One commodity that seems to be running a surplus now is anxiety. Everyone is faced with managing emotions, even in the best of times. But when the going gets tough, the emotions tend to go into overdrive. One of the most important roles a financial advisor performs is helping clients deal with market volatility, like that we’ve experienced since the COVID-19 outbreak started penetrating the United States, in a manner that results in the best path forward for that particular client. There is no single best way to approach helping clients through times such as these. But we offer a few thoughts here in the event they may help financial advisors and their clients.
The cause of the market disruptions in the first quarter of 2020 is unique. But the market effects have precedent. The severity of the change in market volatility – which some have taken to call the Coronavirus Contraction – may obscure the fact that these events historically occur. And they eventually pass. While clients are likely troubled watching account values decline, it is a natural part of stock market activity.
This may have been the fastest-ever market correction (defined as a decline of 10 percent or greater from a recent high), but certainly not the first. In fact, this is the 27th market correction since World War II. Past performance can’t predict future market results, but markets have still managed through the process of price corrections. When prices drop, it can be tempting to give in to our emotions and react, but patience and caution may be warranted.
Client anxiety may also be eased by providing context. For example, investment banker Goldman Sachs classified the current situation as being event driven Bear Market, which historically resulted in declines of 29 percent and which did not necessarily lead to a recession. By contrast, a structural Bear Market (like what was experienced in 2008/2009, when the S&P 500 lost around 56.4 percent) lasts an average of 42 months.

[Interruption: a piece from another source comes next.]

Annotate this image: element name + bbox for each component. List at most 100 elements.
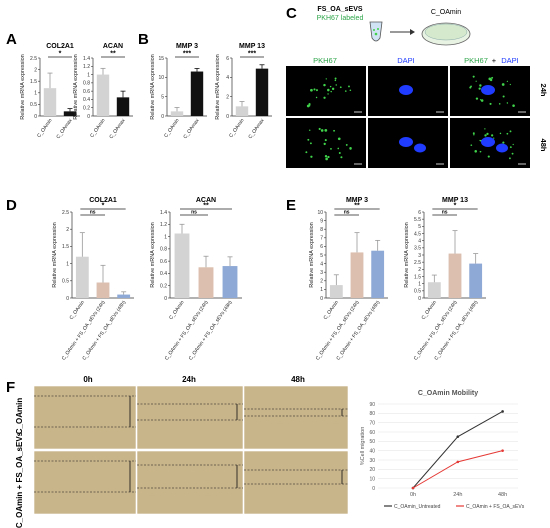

This event driven Bear Market is unprecedented in that it was a caused by a viral outbreak which prompted governments to essentially shut down the economy to save lives. So, the way forward is unclear. However, Goldman Sachs research indicated stock losses in previous event driven Bear Markets typically regained their previous levels within 15 months.
Offer Advice on When, and If, to React
Reassurance can be helpful as well. Let clients know you’ll be paying close attention to market developments with their best interests at heart. Remind clients that their investment strategy has been created to reflect their specific time horizon, risk tolerance, and goals. Long-term investing often involves getting through a correction to ride out short-term volatility. Let them know you have done analysis on your investments and will continue looking for red flags and opportunities -- based on data including corporate cash flows, balance sheets, asset turns, and macroeconomic influences.
For clients who have cash flow needs from investment accounts, ask them to reach out to you on the best approach for their situation. It’s generally best to address those independent of what is happening in the markets. On the other hand, if clients don’t anticipate taking withdrawals in the near future, the old saying that ‘this too shall pass’ is applicable.
Offer an Idea to Help Others
Some find success in helping others. Since so many of us are sheltering in place and unable to volunteer, giving financial support to those in difficult situations can make a huge difference during a time of national crisis.
So, with so much need, where should you start? Numerous online resources can guide your giving. For example, CharityNavigator.org provides an overview on various philanthropic organizations, rates them, and makes it simple to donate to your chosen charity.
From the CDC Foundation to the Red Cross and beyond, many organizations could use your support. Keep in mind, the Internal Revenue Service has specific rules and guidelines for charitable contributions, so you should consult with your tax professional before contributing.
Ultimately, what matters is how financial advisors and their clients choose to respond to anxiety. Nearly everyone has likely done a few “double takes” while watching major swings in stock prices and movements in the bond and crude oil markets. There may be more in the future, with effects of the so-called Coronavirus Contraction still in our collective windshields. Offering clients perspective, context, advice, and alternatives will help clients navigate the uncharted water ahead. Encouraging them to reach out to you at anytime as their trusted advisor can only solidify your relationship during that journey.